Israel y Líbano firman un acuerdo marco de paz en Washington tras la quinta ronda de negociaciones
Delegaciones de ambos países y Estados Unidos han suscrito este viernes un documento para iniciar conversaciones formales de cooperación, que incluye la retirada israelí de dos zonas piloto. Sin embargo, Hezbolá ha rechazado de inmediato el pacto, poniendo en duda su aplicación efectiva.
Isa es-tv
Israel y Líbano han firmado este viernes en Washington un acuerdo marco histórico que abre la puerta a negociaciones formales de cooperación entre ambos países. La firma del documento, que se produce tras la conclusión de la quinta ronda de conversaciones, representa un avance significativo en los esfuerzos por reducir las tensiones en una de las fronteras más complejas de Oriente Próximo. La delegación estadounidense ha participado activamente en la mediación de estas conversaciones.
El acuerdo marco incluye disposiciones específicas sobre la retirada de fuerzas israelíes de dos zonas piloto designadas, un aspecto clave que pretende generar confianza mutua entre las partes.
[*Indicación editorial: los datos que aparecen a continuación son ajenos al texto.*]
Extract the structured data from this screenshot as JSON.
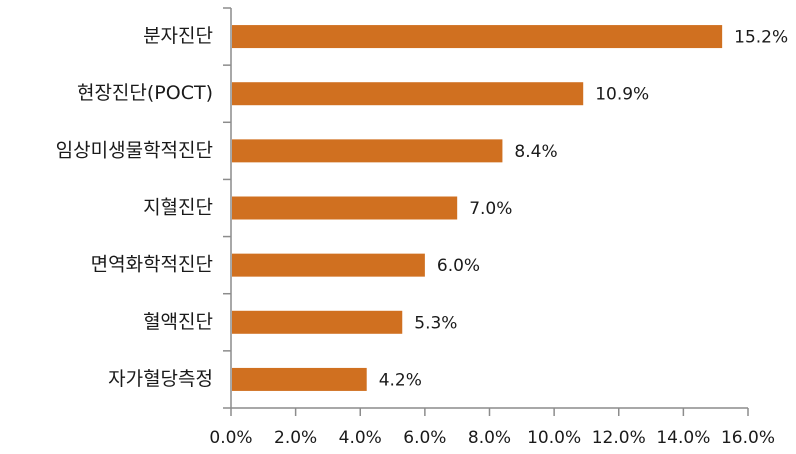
{
  "chart_data": {
    "type": "bar",
    "orientation": "horizontal",
    "categories": [
      "분자진단",
      "현장진단(POCT)",
      "임상미생물학적진단",
      "지혈진단",
      "면역화학적진단",
      "혈액진단",
      "자가혈당측정"
    ],
    "values": [
      15.2,
      10.9,
      8.4,
      7.0,
      6.0,
      5.3,
      4.2
    ],
    "value_labels": [
      "15.2%",
      "10.9%",
      "8.4%",
      "7.0%",
      "6.0%",
      "5.3%",
      "4.2%"
    ],
    "xlim": [
      0,
      16
    ],
    "x_ticks": [
      0,
      2,
      4,
      6,
      8,
      10,
      12,
      14,
      16
    ],
    "x_tick_labels": [
      "0.0%",
      "2.0%",
      "4.0%",
      "6.0%",
      "8.0%",
      "10.0%",
      "12.0%",
      "14.0%",
      "16.0%"
    ],
    "title": "",
    "xlabel": "",
    "ylabel": "",
    "grid": false,
    "bar_color": "#D07020",
    "axis_color": "#8C8C8C"
  }
}
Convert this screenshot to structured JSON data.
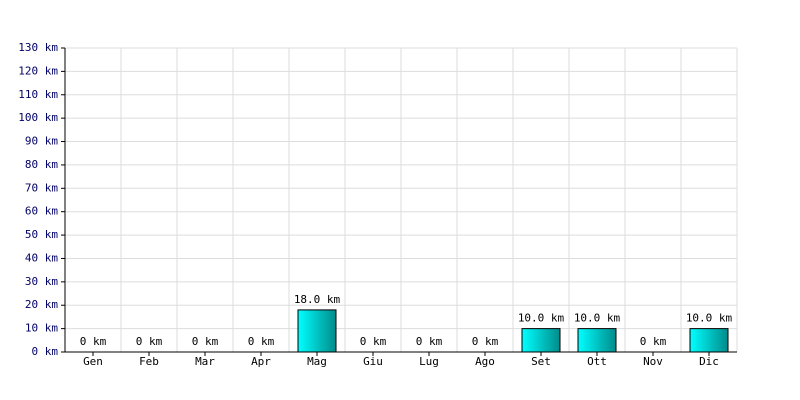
{
  "chart_data": {
    "type": "bar",
    "categories": [
      "Gen",
      "Feb",
      "Mar",
      "Apr",
      "Mag",
      "Giu",
      "Lug",
      "Ago",
      "Set",
      "Ott",
      "Nov",
      "Dic"
    ],
    "values": [
      0,
      0,
      0,
      0,
      18,
      0,
      0,
      0,
      10,
      10,
      0,
      10
    ],
    "value_labels": [
      "0 km",
      "0 km",
      "0 km",
      "0 km",
      "18.0 km",
      "0 km",
      "0 km",
      "0 km",
      "10.0 km",
      "10.0 km",
      "0 km",
      "10.0 km"
    ],
    "color": "#008b8b",
    "ylim": [
      0,
      130
    ],
    "yticks": [
      {
        "value": 0,
        "label": "0 km"
      },
      {
        "value": 10,
        "label": "10 km"
      },
      {
        "value": 20,
        "label": "20 km"
      },
      {
        "value": 30,
        "label": "30 km"
      },
      {
        "value": 40,
        "label": "40 km"
      },
      {
        "value": 50,
        "label": "50 km"
      },
      {
        "value": 60,
        "label": "60 km"
      },
      {
        "value": 70,
        "label": "70 km"
      },
      {
        "value": 80,
        "label": "80 km"
      },
      {
        "value": 90,
        "label": "90 km"
      },
      {
        "value": 100,
        "label": "100 km"
      },
      {
        "value": 110,
        "label": "110 km"
      },
      {
        "value": 120,
        "label": "120 km"
      },
      {
        "value": 130,
        "label": "130 km"
      }
    ],
    "grid": true
  }
}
Este mecanismo de retirada gradual busca demostrar la voluntad de ambos gobiernos de avanzar en la desescalada y crear condiciones propicias para futuras negociaciones sobre cuestiones de seguridad y convivencia fronteriza.
Rechazo inmediato de Hezbolá complica el panorama
A pesar de la firma oficial, Hezbolá ha manifestado su rechazo de inmediato al documento, lo que introduce una incertidumbre importante sobre la viabilidad real del pacto. La organización chií libanesa, que mantiene una postura de confrontación con Israel, ha cuestionado la legitimidad del acuerdo y su capacidad para representar los intereses de la población libanesa.
Esta postura crítica de la milicia pone en tela de juicio si el acuerdo marco logrará ser implementado efectivamente en el terreno o si quedará limitado a declaraciones de intenciones sin consecuencias prácticas. La influencia de Hezbolá en la política y seguridad libanesa hace que su oposición sea un factor determinante para el éxito de cualquier iniciativa de paz en la región.
Las próximas semanas serán cruciales para evaluar si este acuerdo firmado en la capital estadounidense logra consolidarse como un punto de partida genuino para la paz regional o si la falta de consenso interno en Líbano lo aboca al fracaso. Los gobiernos de Israel y Líbano deberán trabajar para ganarse a los diversos actores políticos y militares de sus respectivos países si desean que estas negociaciones produzcan resultados duraderos.